沖縄科学技術大学院大学(OIST)とフィリピンのウェスタン・フィリピン大学などの共同研究チームは7日までに、沖縄とフィリピンで合計3種の新種ハゼを発見し、そのうち沖縄で発見した2種に「キジムナーボウズハゼ」「ブナガヤボウズハゼ」(和名)と名付けたと発表した。3種には特有の赤い模様があり、沖縄の精霊キジムナーやブナガヤを連想させることから名前が付けられた。研究論文は国際学術誌システマティックスアンドバイオダイバーシティに掲載された。
名付け親は、研究チームを率いたOISTの海洋生態進化発生生物学ユニットの研究者、前田健博士。

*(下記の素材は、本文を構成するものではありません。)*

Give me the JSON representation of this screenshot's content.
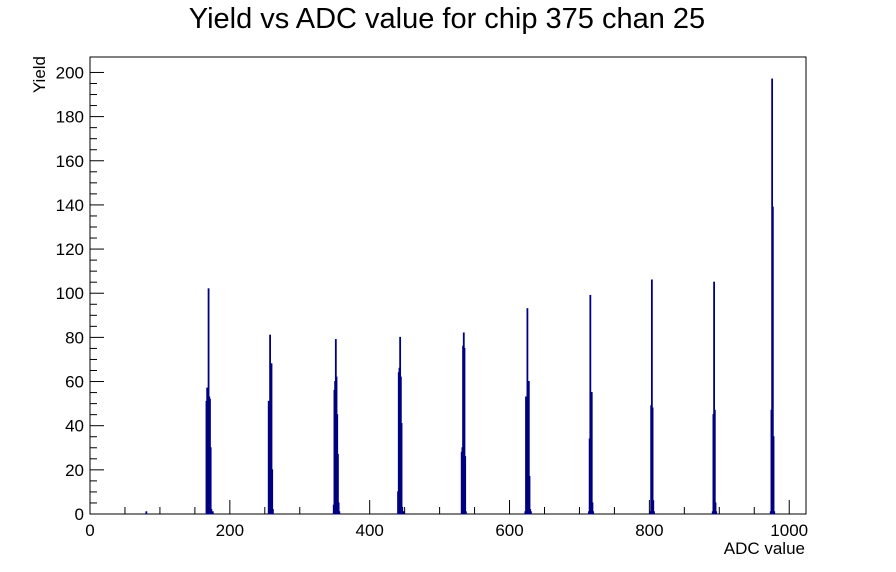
{
  "chart_data": {
    "type": "bar",
    "title": "Yield vs ADC value for chip 375 chan 25",
    "xlabel": "ADC value",
    "ylabel": "Yield",
    "xlim": [
      0,
      1024
    ],
    "ylim": [
      0,
      207
    ],
    "xticks": [
      "0",
      "200",
      "400",
      "600",
      "800",
      "1000"
    ],
    "yticks": [
      "0",
      "20",
      "40",
      "60",
      "80",
      "100",
      "120",
      "140",
      "160",
      "180",
      "200"
    ],
    "grid": false,
    "line_color": "#000080",
    "bins": [
      [
        80,
        1
      ],
      [
        166,
        51
      ],
      [
        167,
        57
      ],
      [
        168,
        57
      ],
      [
        169,
        102
      ],
      [
        170,
        53
      ],
      [
        171,
        52
      ],
      [
        172,
        30
      ],
      [
        173,
        2
      ],
      [
        175,
        1
      ],
      [
        255,
        51
      ],
      [
        256,
        51
      ],
      [
        257,
        81
      ],
      [
        258,
        68
      ],
      [
        259,
        68
      ],
      [
        260,
        20
      ],
      [
        261,
        2
      ],
      [
        348,
        4
      ],
      [
        349,
        56
      ],
      [
        350,
        60
      ],
      [
        351,
        79
      ],
      [
        352,
        62
      ],
      [
        353,
        45
      ],
      [
        354,
        27
      ],
      [
        355,
        5
      ],
      [
        356,
        1
      ],
      [
        440,
        10
      ],
      [
        441,
        64
      ],
      [
        442,
        66
      ],
      [
        443,
        80
      ],
      [
        444,
        62
      ],
      [
        445,
        41
      ],
      [
        446,
        3
      ],
      [
        447,
        1
      ],
      [
        448,
        1
      ],
      [
        531,
        28
      ],
      [
        532,
        30
      ],
      [
        533,
        76
      ],
      [
        534,
        82
      ],
      [
        535,
        75
      ],
      [
        536,
        26
      ],
      [
        537,
        1
      ],
      [
        622,
        1
      ],
      [
        623,
        53
      ],
      [
        624,
        52
      ],
      [
        625,
        93
      ],
      [
        626,
        60
      ],
      [
        627,
        60
      ],
      [
        628,
        17
      ],
      [
        629,
        2
      ],
      [
        630,
        1
      ],
      [
        713,
        1
      ],
      [
        714,
        34
      ],
      [
        715,
        99
      ],
      [
        716,
        55
      ],
      [
        717,
        55
      ],
      [
        718,
        5
      ],
      [
        719,
        1
      ],
      [
        801,
        1
      ],
      [
        802,
        49
      ],
      [
        803,
        106
      ],
      [
        804,
        48
      ],
      [
        805,
        6
      ],
      [
        806,
        1
      ],
      [
        890,
        1
      ],
      [
        891,
        45
      ],
      [
        892,
        105
      ],
      [
        893,
        47
      ],
      [
        894,
        5
      ],
      [
        895,
        1
      ],
      [
        973,
        1
      ],
      [
        974,
        47
      ],
      [
        975,
        197
      ],
      [
        976,
        139
      ],
      [
        977,
        35
      ],
      [
        978,
        1
      ]
    ]
  }
}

3種は既に発見されているヨロイボウズハゼに似ているが、それぞれ別種。うち1種はフィリピン西部のパラワン島の川で発見され、「パラワンの赤いヨロイボウズハゼ」を意味する「レンチぺス・パラワニルフス」(学名)と付けられた。オスは求愛行動の際に各種固有の色や模様をメスにアピールし、それが系統の維持に重要な役割を果たしていると考えられる。
新種発見は、2005年に当時琉球大の大学院生だった前田博士が、沖縄本島の北部の川で見慣れないハゼを見掛けたことがきっかけ。14年かけて十分な標本を採集し、DNA解析の結果、そのうち三つが新種であると確認した。
前田博士は「キジムナーボウズハゼとブナガヤボウズハゼは神出鬼没で、沖縄ではまれにしか出会えない。彼らの本拠地が東南アジアにあり、そこから流されてきた仔魚が沖縄に入ってきているのだろうと考えている」と説明した。